Metal contraptions and plastic Crap are distasteful enough to both of us, that considering those materials to hold this precious new Being — one who has placed so much trust in us (warranted or not) to have chosen us as stewards — is even less palatable. We decided to make a small investment in hand-woven cloth and, when we were exchanging a large hammock that had been given to us as a housewarming gift for our terrace, we also found a baby version, sized for smaller bodies. Yes, that felt right and the rest would follow: how and where to hang it, or (if location dictated) “where then how” would be the order; how to protect it against a future tide of poo (you can’t), or make it easy to take down and clean; how to add back support if we need to or he wants it…

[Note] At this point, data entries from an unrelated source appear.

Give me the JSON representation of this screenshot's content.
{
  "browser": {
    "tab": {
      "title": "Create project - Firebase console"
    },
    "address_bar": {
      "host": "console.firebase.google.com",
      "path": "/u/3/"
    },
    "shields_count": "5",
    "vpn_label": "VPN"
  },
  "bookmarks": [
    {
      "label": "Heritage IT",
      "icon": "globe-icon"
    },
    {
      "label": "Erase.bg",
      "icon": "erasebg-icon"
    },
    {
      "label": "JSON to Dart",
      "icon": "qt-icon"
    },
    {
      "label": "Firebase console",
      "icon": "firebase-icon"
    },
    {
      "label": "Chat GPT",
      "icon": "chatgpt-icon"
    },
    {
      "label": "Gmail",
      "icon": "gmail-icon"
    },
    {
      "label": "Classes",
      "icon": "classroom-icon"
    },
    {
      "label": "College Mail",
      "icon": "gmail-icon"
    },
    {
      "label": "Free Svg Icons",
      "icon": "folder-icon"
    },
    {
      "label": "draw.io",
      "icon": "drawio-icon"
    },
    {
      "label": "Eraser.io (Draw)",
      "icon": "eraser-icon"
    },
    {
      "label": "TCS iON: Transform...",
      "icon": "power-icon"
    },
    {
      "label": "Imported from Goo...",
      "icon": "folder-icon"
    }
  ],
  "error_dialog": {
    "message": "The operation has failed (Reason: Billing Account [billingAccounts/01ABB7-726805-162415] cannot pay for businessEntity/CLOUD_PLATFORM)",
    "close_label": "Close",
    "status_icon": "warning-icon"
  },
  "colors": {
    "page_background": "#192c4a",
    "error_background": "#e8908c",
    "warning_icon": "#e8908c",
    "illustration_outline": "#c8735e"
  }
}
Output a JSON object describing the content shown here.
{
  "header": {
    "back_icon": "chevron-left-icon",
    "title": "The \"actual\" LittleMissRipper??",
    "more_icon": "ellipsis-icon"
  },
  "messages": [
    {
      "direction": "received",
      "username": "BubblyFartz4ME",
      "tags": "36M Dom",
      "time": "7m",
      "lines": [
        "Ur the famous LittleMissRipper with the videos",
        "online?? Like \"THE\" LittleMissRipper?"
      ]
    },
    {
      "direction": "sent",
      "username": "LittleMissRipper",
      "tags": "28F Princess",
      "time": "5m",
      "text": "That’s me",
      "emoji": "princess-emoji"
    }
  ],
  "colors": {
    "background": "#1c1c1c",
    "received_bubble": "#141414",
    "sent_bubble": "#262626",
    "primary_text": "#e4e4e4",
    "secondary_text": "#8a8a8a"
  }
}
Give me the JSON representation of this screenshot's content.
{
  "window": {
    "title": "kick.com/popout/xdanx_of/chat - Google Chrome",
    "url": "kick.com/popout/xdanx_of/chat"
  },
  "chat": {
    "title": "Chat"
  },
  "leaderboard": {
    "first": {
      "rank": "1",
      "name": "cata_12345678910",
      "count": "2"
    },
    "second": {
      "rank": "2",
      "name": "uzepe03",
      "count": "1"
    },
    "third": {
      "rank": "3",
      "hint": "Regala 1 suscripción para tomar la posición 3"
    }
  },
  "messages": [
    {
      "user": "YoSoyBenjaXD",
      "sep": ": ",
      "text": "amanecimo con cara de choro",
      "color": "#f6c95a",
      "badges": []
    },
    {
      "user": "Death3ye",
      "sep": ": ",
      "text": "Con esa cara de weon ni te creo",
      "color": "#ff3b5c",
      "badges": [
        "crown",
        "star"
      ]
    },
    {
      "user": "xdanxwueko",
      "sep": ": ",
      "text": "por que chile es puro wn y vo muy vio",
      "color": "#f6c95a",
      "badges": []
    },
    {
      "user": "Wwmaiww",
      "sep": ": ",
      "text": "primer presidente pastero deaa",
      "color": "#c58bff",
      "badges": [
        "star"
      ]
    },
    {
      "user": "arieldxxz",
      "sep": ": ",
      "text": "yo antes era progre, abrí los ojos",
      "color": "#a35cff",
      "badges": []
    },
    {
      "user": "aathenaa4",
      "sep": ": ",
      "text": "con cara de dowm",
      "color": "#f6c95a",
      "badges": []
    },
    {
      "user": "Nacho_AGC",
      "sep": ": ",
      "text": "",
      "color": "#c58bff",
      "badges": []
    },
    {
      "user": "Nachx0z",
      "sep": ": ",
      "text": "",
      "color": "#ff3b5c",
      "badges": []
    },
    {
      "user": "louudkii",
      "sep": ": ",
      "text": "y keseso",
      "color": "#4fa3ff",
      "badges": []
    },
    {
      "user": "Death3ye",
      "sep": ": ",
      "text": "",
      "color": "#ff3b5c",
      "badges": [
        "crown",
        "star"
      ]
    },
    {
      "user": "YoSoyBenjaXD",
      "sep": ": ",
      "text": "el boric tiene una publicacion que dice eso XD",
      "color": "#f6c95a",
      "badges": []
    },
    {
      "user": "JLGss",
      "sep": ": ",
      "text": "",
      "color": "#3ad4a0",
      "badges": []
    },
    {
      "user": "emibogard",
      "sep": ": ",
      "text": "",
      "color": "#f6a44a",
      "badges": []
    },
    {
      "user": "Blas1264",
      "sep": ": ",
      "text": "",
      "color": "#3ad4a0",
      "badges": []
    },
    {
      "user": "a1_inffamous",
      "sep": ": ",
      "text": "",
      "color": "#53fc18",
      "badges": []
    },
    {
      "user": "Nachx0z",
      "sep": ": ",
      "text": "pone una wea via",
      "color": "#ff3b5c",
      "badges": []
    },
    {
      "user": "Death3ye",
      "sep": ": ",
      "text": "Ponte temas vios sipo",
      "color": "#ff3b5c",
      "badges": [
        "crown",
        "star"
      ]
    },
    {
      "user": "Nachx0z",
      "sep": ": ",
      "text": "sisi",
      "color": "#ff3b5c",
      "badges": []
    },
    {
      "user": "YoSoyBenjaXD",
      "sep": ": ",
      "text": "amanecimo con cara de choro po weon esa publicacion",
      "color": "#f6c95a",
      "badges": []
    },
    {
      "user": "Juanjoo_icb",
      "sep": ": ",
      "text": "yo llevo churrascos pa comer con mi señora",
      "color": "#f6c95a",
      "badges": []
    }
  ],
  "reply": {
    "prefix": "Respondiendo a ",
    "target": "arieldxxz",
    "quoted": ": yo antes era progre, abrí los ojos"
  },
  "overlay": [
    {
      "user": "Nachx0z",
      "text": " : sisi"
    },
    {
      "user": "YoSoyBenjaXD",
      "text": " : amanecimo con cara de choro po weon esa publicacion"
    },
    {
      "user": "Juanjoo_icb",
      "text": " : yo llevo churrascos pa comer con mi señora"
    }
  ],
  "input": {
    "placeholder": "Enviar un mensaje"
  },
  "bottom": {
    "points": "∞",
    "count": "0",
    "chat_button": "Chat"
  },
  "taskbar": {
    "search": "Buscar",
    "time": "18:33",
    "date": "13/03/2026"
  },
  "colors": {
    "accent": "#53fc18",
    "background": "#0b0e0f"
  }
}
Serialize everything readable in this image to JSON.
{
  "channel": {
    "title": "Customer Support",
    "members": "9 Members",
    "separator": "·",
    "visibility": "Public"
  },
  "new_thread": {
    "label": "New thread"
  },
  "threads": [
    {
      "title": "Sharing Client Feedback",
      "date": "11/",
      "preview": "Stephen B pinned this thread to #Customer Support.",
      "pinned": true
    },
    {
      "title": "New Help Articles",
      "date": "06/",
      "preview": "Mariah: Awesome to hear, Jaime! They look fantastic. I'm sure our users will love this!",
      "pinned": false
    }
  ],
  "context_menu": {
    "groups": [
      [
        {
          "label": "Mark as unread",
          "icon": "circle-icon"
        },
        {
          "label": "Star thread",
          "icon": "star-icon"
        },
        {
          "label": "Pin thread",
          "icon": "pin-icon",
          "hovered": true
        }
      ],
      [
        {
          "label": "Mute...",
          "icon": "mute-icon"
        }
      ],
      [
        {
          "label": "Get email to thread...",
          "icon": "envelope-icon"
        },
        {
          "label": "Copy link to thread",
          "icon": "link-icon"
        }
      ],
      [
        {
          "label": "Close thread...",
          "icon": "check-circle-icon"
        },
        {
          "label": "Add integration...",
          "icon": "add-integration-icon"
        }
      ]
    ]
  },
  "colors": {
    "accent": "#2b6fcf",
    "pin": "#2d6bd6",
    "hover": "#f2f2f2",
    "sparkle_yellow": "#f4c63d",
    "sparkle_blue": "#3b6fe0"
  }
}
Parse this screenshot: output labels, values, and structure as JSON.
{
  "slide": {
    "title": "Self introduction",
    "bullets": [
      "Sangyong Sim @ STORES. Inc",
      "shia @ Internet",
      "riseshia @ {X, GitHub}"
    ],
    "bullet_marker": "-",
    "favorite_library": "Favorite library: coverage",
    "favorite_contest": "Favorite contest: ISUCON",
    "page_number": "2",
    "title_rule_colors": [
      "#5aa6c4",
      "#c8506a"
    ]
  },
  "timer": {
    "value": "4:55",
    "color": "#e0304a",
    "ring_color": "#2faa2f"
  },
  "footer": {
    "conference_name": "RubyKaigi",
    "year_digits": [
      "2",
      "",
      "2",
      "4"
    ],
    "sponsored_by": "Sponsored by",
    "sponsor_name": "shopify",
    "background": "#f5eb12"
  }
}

Idea Number One: Hammock on bar, bar from ceiling.
The hammock has two loops at either end, used for tying to ropes whose far ends are tied to trees. Having a shortage of trees in our living room, and also lacking them in the bedroom, I looked for other ways to attach the ends. Some weeks back I found a light metal bar left out for recycling, and collected it for our community garden to run beans; as it was still at home, I looped the hammock rings over the end and used some rope to lash them (adjustably) in place. The lashing worked well — cinched up tight, the angle of force from the hammock compressed the knot and held it in place while, if the pressure were taken off, I could slide the ends toward or away from one another, creating a baby-bucket in the first instance, and a baby trampoline in the most extreme form of the second.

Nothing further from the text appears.